Я заколотила по его большой волосатой груди. Я начала кидаться на это безмозглое животное.
-Я знал, что его похитили. Украли, как невесту, такие же лысые выродки. Я ждал. Я очень долго ждал.
Становилось трудно дышать. Весь мир превратился в удавку на шее, и начал медленно сдавливать горло.
-Помнишь мешок? Ты помнишь чёрный мешок? Там был не мой брат. А твой.
- Закрой свой рот! Заткнись! Обезьяна! Тупая обезьяна!
Я не заметила, как упала на колени и начала рыдать. Я не заметила, как начала бить холодный асфальт.

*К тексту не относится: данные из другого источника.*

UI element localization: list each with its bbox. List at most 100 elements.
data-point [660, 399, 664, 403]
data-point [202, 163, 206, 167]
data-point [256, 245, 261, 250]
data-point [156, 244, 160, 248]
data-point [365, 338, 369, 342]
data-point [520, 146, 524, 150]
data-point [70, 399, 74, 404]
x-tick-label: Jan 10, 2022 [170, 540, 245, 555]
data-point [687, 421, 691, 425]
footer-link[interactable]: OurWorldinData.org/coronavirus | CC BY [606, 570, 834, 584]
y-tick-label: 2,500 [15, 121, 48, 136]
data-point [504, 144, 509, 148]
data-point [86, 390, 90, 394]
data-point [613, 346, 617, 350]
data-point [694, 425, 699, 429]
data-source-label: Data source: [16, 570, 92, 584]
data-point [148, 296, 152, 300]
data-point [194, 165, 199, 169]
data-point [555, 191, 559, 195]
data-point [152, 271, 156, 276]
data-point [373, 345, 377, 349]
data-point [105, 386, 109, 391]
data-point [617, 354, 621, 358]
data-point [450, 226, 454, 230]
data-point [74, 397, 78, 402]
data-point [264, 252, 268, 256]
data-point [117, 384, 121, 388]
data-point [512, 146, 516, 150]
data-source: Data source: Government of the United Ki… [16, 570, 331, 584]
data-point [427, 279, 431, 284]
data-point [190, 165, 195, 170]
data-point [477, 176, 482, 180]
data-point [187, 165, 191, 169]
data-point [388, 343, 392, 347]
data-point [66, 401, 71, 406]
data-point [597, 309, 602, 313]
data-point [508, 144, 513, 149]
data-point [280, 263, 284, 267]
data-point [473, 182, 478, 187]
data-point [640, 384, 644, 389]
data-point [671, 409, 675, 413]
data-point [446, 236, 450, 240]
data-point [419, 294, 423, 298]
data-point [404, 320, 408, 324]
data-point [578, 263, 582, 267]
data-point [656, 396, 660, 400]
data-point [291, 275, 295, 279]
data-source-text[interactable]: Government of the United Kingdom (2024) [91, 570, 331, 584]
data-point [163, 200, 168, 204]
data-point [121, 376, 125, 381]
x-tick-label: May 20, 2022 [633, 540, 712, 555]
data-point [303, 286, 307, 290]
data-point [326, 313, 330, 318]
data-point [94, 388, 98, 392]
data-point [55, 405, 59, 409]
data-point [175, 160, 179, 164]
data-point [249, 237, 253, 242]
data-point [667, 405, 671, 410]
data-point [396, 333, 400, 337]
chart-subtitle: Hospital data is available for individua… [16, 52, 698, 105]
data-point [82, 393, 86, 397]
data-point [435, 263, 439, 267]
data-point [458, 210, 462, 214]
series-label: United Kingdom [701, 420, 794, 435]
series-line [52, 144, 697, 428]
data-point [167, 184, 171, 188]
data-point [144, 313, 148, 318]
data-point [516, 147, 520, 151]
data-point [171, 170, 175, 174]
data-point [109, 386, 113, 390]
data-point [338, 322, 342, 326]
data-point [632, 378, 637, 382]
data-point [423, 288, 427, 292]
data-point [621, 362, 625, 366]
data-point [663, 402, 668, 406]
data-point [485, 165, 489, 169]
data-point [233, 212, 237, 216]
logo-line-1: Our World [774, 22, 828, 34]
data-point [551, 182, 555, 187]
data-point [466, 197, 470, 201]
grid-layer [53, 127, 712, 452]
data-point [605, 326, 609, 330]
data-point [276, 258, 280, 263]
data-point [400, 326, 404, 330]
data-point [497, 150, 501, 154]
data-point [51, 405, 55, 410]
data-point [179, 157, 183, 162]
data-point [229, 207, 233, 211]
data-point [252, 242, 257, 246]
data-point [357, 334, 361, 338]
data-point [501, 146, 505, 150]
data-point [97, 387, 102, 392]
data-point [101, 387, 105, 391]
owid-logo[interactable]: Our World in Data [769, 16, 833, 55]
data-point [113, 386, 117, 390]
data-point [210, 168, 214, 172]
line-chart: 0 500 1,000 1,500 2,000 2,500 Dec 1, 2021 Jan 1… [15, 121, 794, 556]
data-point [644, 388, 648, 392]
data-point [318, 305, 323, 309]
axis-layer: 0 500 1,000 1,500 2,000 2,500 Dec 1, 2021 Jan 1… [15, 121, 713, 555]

-Когда я увидел то фото – я всё понял. Ты такая же, как и я. Это не твоя война. Ты совершаешь ту же ошибку.
Мне хотелось провалиться сквозь землю.
-Ты должна жить. Понимаешь? Ты должна жить.
Возле меня что-то зашумело. Это был грузовик. Один из таких, в которых перевозили людей на границу. Один из таких я видела, пока ждала, что меня кто-нибудь подбросит. Что мне кто-нибудь поможет найти брата.
-До границы? – спросила русская девушка с платком на голове.
Грузовик громко тарахтел. Нет, брат должен быть где-то рядом. Это всё ложь. Кавказ изводил меня зря. Он обманывал. Да, обманывал! Он что-то сказал той женщине, и они стали подходить ко мне. Моё сердце рвалось на части.
-Солнышко моё, вставай. Всё хорошо. Пойдём за мной. – Проговорила та в платке с поволжским акцентом.
-Гордая, поезжай. Поезжай, нарожай детей, найди мужа. Ты молодая – у тебя всё впереди.
-Заткнись, - шептала я, - заткнись.
Меня всю трясло, а волжанка медленно провожала меня к борту. Чувствовала, как меня потянули вверх чьи-то руки.
Одноглазый, побитый, измученный Гамзит стоял внизу. Стоял посреди дороги, и грустно смотрел на меня.
-А Вы? А Вы поедете?
-Нет. У нас, в Сибири, всё спокойнее… - сказал он, виновато ухмыляясь.
Машина тронулась. Я оставляла позади всё: потерянного брата, Гамзита, отряды националистов. Я оставляла прекрасные, как первые шаги младенца, горы, холодные бессонные ночи на камнях. Я оставляла мальчика со звонким голоском.
Я ехала, а с моих губ срывалось только одно:
-Я тебя никому не отдам, Кирюша. Я тебя никому не отдам.